As all connections would be recorded even without the slightest trace of suspicion, the whole thing is referred to as Vorratsdatenspeicherung
(roughly translated) to hoard connection records, data retention. (Thanks for the hint, Markus!).
According to the draft, all those records (and some more) would be kept for a period of six months, all in the name of internal security, of course. An insane amount of data! But what’s even more scary: Not only the German police would have access to this massive pool of connected, mineable data, but also foreign (i.e. American and EU) intelligence services.
It goes without saying that this law would not only fail with its primary goal of helping to fight terrorism. A surveillance network of this scope is a real, tangible threat to freedom of speech and thought and thereby a threat to the whole democratic system. One would think that a state such as Germany would be a bit more sensitive to the importance of privacy – after all, this country has had two restrictive surveillance states in the past.
Not even lawyers, doctors and journalists would be protected from the surveillance.
It’s not hard to imagine what kinds of detailed profiles you can generate from this kind of data. If you know who talked to whom when and where, you can get detailed maps of social networks, of personal movements, of all kinds of private and professional connections. First and foremost, this is dangerous.

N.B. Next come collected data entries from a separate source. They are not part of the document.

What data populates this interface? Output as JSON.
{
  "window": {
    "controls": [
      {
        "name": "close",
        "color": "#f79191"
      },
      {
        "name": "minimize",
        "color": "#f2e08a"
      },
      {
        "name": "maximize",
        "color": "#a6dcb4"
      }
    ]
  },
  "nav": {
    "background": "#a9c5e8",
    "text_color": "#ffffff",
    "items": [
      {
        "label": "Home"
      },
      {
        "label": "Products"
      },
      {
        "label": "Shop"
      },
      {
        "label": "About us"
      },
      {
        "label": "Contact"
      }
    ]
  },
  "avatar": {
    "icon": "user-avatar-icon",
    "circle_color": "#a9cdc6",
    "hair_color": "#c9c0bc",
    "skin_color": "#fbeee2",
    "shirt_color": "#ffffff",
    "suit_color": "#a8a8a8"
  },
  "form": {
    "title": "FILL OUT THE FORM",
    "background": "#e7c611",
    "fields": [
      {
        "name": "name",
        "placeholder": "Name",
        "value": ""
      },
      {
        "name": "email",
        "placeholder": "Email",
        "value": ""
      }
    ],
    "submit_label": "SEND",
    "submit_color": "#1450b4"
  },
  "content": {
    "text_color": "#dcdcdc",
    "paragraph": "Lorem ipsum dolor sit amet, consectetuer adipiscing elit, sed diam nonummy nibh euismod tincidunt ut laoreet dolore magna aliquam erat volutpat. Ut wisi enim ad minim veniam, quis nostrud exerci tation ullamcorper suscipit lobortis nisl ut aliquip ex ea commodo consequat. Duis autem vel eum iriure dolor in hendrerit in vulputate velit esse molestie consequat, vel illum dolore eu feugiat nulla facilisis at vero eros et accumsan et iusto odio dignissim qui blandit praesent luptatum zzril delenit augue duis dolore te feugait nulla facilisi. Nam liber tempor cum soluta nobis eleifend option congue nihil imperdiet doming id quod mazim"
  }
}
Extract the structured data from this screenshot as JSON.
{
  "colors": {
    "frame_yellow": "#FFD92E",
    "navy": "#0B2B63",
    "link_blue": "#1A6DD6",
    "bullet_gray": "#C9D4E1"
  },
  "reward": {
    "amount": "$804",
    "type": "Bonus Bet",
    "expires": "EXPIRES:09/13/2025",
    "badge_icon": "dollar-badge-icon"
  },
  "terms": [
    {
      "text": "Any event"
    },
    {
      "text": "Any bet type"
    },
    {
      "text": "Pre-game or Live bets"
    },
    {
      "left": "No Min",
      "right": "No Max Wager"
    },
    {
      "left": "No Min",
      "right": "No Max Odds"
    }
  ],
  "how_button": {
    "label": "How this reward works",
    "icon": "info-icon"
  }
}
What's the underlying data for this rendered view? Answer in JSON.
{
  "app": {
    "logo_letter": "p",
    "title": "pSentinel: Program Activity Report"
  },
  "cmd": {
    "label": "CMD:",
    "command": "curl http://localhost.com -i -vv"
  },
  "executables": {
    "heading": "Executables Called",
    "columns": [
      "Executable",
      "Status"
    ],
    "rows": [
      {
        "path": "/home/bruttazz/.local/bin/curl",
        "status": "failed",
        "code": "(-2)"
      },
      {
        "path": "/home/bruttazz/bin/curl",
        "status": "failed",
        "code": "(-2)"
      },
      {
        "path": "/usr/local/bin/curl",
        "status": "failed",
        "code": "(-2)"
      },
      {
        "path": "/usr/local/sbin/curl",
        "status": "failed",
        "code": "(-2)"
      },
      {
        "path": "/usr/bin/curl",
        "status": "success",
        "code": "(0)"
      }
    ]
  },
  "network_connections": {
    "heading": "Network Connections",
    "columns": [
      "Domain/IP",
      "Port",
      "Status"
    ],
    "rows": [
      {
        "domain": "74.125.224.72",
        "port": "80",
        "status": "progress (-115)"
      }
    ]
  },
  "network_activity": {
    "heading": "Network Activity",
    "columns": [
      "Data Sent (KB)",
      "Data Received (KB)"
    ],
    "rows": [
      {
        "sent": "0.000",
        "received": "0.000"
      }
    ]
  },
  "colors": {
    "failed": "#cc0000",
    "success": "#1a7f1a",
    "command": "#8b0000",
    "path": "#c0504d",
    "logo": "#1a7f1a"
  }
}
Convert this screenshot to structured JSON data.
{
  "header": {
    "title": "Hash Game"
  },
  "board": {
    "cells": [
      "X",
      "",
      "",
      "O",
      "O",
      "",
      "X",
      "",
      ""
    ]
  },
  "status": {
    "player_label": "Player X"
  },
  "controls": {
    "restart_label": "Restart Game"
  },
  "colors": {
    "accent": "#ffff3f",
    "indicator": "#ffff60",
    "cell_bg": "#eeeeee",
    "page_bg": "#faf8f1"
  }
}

The Initiative Stoppt die Vorratsdatenspeicherung (“stop data retention”), backed by a bunch of privacy initiatives and NGOs, plans to file a class-action law suit. Although I only know that the Berlin chapter of the major journalists’ association DJV supports the law suit, I assume other chapters and professional associations do so as well.
If you happen to live or work in Germany in a job that requires even a minimum of privacy, handles sensitive data, or that you feel just shouldn’t be completely exposed to whoever wants to sniff around in your data, you might want to consider joining the lawsuit. I just did.